University of Waterloo to help Canadians tap the potential of AM
Additive manufacturing experts will work with companies to develop 3D printed products, equipping them to either do their own production or outsource it.
The University of Waterloo is hoping to make additive manufacturing (AM) more accessible to Canadian companies. The educational institution has announced plans to build an AM lab. Backed by nearly $27 million in funding and in-kind support, when fully equipped, the new facility will be one of the 10 largest university-based AM labs in the world.
“Right now, we get a lot of calls from industry about how best to move in this direction,” said Mark Barfoot, managing director of the Multi-Scale Additive Manufacturing Lab at Waterloo. “With this lab, we can leverage our expertise to help companies adopt AM to be globally competitive in the new advanced manufacturing economy.”
Experts in the field of additive manufacturing will work with companies to develop their 3D printed products, equipping them to either do their own production or outsource it.
The Waterloo lab will also function as a research hub, developing next-generation AM to process metals through the use of new sensors, quality assurance sofance software and machine intelligence.
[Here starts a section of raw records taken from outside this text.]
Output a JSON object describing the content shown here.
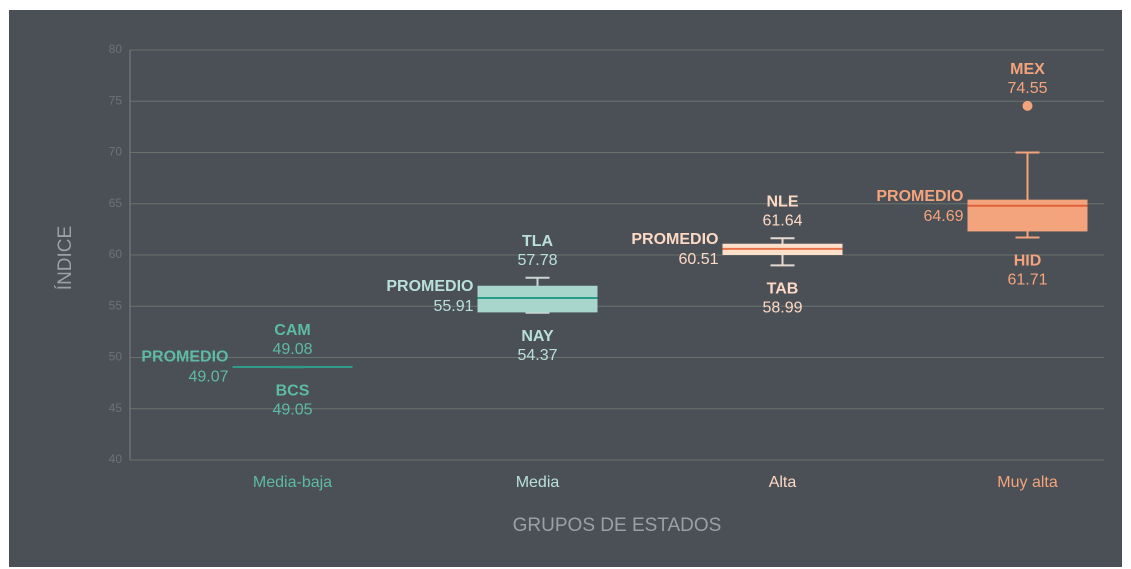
{
  "chart_data": {
    "type": "box",
    "x_label": "GRUPOS DE ESTADOS",
    "y_label": "ÍNDICE",
    "ylim": [
      40,
      80
    ],
    "yticks": [
      40,
      45,
      50,
      55,
      60,
      65,
      70,
      75,
      80
    ],
    "grid": true,
    "categories": [
      "Media-baja",
      "Media",
      "Alta",
      "Muy alta"
    ],
    "boxes": [
      {
        "fill": "#2e9c88",
        "line_color": "#2e9c88",
        "whisker_color": "#2e9c88",
        "text_color": "#5dbaa6",
        "low": 49.05,
        "q1": 49.05,
        "median": 49.07,
        "q3": 49.08,
        "high": 49.08,
        "mean": 49.07,
        "mean_label": "PROMEDIO",
        "annotations": [
          {
            "text": "CAM",
            "value": 49.08
          },
          {
            "text": "BCS",
            "value": 49.05
          }
        ]
      },
      {
        "fill": "#a8d5cc",
        "line_color": "#2a9d8a",
        "whisker_color": "#c9d6d2",
        "text_color": "#b9e0d8",
        "low": 54.37,
        "q1": 54.4,
        "median": 55.8,
        "q3": 57.0,
        "high": 57.78,
        "mean": 55.91,
        "mean_label": "PROMEDIO",
        "annotations": [
          {
            "text": "TLA",
            "value": 57.78
          },
          {
            "text": "NAY",
            "value": 54.37
          }
        ]
      },
      {
        "fill": "#fde0cc",
        "line_color": "#e8734a",
        "whisker_color": "#e6d9d0",
        "text_color": "#fcd9c4",
        "low": 58.99,
        "q1": 60.0,
        "median": 60.6,
        "q3": 61.1,
        "high": 61.64,
        "mean": 60.51,
        "mean_label": "PROMEDIO",
        "annotations": [
          {
            "text": "NLE",
            "value": 61.64
          },
          {
            "text": "TAB",
            "value": 58.99
          }
        ]
      },
      {
        "fill": "#f4a47c",
        "line_color": "#e0603a",
        "whisker_color": "#f4a47c",
        "text_color": "#f4a47c",
        "low": 61.71,
        "q1": 62.3,
        "median": 64.8,
        "q3": 65.4,
        "high": 70.0,
        "outliers": [
          74.55
        ],
        "mean": 64.69,
        "mean_label": "PROMEDIO",
        "annotations": [
          {
            "text": "MEX",
            "value": 74.55
          },
          {
            "text": "HID",
            "value": 61.71
          }
        ]
      }
    ]
  }
}
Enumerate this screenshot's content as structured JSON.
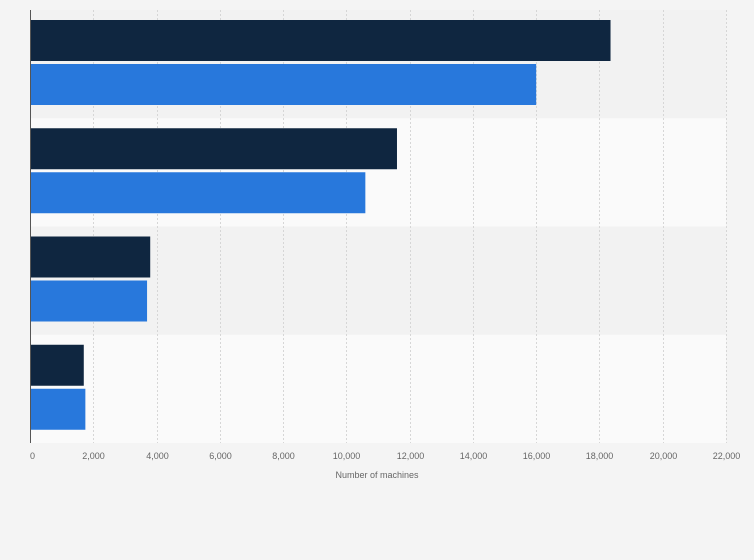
{
  "chart_data": {
    "type": "bar",
    "orientation": "horizontal",
    "categories": [
      "",
      "",
      "",
      ""
    ],
    "series": [
      {
        "color": "#0f2640",
        "values": [
          18350,
          11600,
          3800,
          1700
        ]
      },
      {
        "color": "#2878dc",
        "values": [
          16000,
          10600,
          3700,
          1750
        ]
      }
    ],
    "x_ticks": [
      0,
      2000,
      4000,
      6000,
      8000,
      10000,
      12000,
      14000,
      16000,
      18000,
      20000,
      22000
    ],
    "x_tick_labels": [
      "0",
      "2,000",
      "4,000",
      "6,000",
      "8,000",
      "10,000",
      "12,000",
      "14,000",
      "16,000",
      "18,000",
      "20,000",
      "22,000"
    ],
    "xlim": [
      0,
      22000
    ],
    "xlabel": "Number of machines",
    "ylabel": "",
    "title": "",
    "grid": true,
    "legend": "none"
  }
}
Research will involve at least 14 professors and dozens of engineers, post-doctoral fellows, graduate students and co-op students. Researchers will also collaborate with peer institutions with top AM labs, including those in Germany, the United States, and Singapore. The Waterloo lab aims to achieve this through end-to-end innovation.
“This will change the entire manufacturing enterprise,” said Ehsan Toyserkani, a professor of Mechanical and Mechatronics Engineering, who leads the Waterloo research team.
The project received a $8.9 million funding boost through the Federal Economic Development Agency for Southern Ontario. Combined with $6.2 million from the province, that makes it the largest-ever government investment in AM at a Canadian university.